The Deputy Chairman of the main opposition People’s Progressive Party (PPP) in Linden, Akanni Blair has decided to join A New United Guyana (ANUG), less than three days after it announced its existence.
Blair confirmed his move in an interview with Demerara Waves Online News, saying that while the governing David Granger-led coalition was not expected to win the next general elections, he is worried that if the PPP wins again the country could end up being a one-party state like Cuba if there is no constitutional reform.

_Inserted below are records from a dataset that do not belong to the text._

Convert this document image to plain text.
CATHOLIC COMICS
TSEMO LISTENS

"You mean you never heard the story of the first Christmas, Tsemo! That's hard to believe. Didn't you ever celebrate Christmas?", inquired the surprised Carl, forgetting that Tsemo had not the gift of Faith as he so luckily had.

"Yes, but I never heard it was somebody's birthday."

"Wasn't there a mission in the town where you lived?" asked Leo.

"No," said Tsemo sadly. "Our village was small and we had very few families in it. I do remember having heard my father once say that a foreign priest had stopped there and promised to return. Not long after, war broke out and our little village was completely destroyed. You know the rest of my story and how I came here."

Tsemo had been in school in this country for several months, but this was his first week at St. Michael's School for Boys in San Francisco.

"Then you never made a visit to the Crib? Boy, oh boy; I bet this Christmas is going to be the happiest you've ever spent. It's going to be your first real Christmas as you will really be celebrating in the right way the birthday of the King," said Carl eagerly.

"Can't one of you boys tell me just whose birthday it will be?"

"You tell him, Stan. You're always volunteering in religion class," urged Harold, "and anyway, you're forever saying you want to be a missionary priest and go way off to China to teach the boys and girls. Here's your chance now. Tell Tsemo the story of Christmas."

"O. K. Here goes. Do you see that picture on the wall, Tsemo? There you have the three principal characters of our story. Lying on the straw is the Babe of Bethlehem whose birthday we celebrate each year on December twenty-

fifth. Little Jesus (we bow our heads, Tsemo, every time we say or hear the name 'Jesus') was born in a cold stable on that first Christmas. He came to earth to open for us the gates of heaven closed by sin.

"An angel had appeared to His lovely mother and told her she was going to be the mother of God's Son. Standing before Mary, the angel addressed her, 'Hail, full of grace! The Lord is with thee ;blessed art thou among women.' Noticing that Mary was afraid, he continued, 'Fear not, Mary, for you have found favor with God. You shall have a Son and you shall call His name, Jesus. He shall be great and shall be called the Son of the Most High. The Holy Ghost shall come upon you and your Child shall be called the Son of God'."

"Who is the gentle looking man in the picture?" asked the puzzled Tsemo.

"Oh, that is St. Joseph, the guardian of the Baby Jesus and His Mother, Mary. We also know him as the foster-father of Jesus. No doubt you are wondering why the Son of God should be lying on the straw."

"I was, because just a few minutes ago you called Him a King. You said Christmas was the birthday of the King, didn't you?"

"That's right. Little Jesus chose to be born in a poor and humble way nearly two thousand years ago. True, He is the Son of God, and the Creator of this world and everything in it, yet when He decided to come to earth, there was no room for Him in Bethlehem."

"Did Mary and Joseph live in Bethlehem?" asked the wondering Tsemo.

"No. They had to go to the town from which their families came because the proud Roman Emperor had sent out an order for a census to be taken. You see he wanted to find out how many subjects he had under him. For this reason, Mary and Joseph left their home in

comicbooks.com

“I’m looking at the current dynamics and when I look at the possibility of a real chance that the third force is going to make a lot of sense in the current environment because when you listen to the people on the ground, people really do not want to go back to the PPP but the Granger administration is not something people are going to go back with and given that situation, people are asking for something fresh,” he told Demerara Waves Online News.
Blair, who said he has been voting for the PPP since 1992 and became a card-bearing member of that party in 2011, said he admires ANUG’s priority on reforming Guyana’s constitution and does not mind if the the newly-formed party holds the balance of power in the 65-seat National Assembly. “It [The PPP] victory wouldn’t be comfortable. They are going to end up possibly with a minority government again and that would be a more comfortable situation,” he said.
Asked how that would be better for Guyana if the government is beset by gridlock, Blair said if ANUG has a “stake constitutional reform would be a reality.” “I believe that the time has come for us to show political maturity and I don’t think that gridlock would be an issue. We are at a stage right now where the country needs unity and I think they are heading in the right direction,” said Blair, a contractor.
He is not concerned that the PPP would expel him before he resigns and throws his full weight behind ANUG whose top brass include former House Speaker Senior Counsel, Ralph Ramkarran; former government minister and political scientist, Dr. Henry Jeffrey; Attorney-at-Law, Timothy Jonas and prominent city businessman Terrence Campbell.
Acknowledging that the PPP is “already a dynamic force”, Blair said the PPP would eventually beat a coalition and Guyana could end up being a one-party state.
ANUG has publicly committed that it would not coalesce with either the PPP or the People’s National Congress Reform, but would instead push for constitutional reform and inclusive governance to manage the country’s oil wealth that is expected to begin pouring in from late 2019 or early 2020.
ANUG executives said they would use the APNU+AFC model of constitutional reform as a starting point. That promise entails separate presidential elections, the prime minister coming from the party obtaining the second highest votes, and each party securing 15 percent or more votes to have a share in the Government.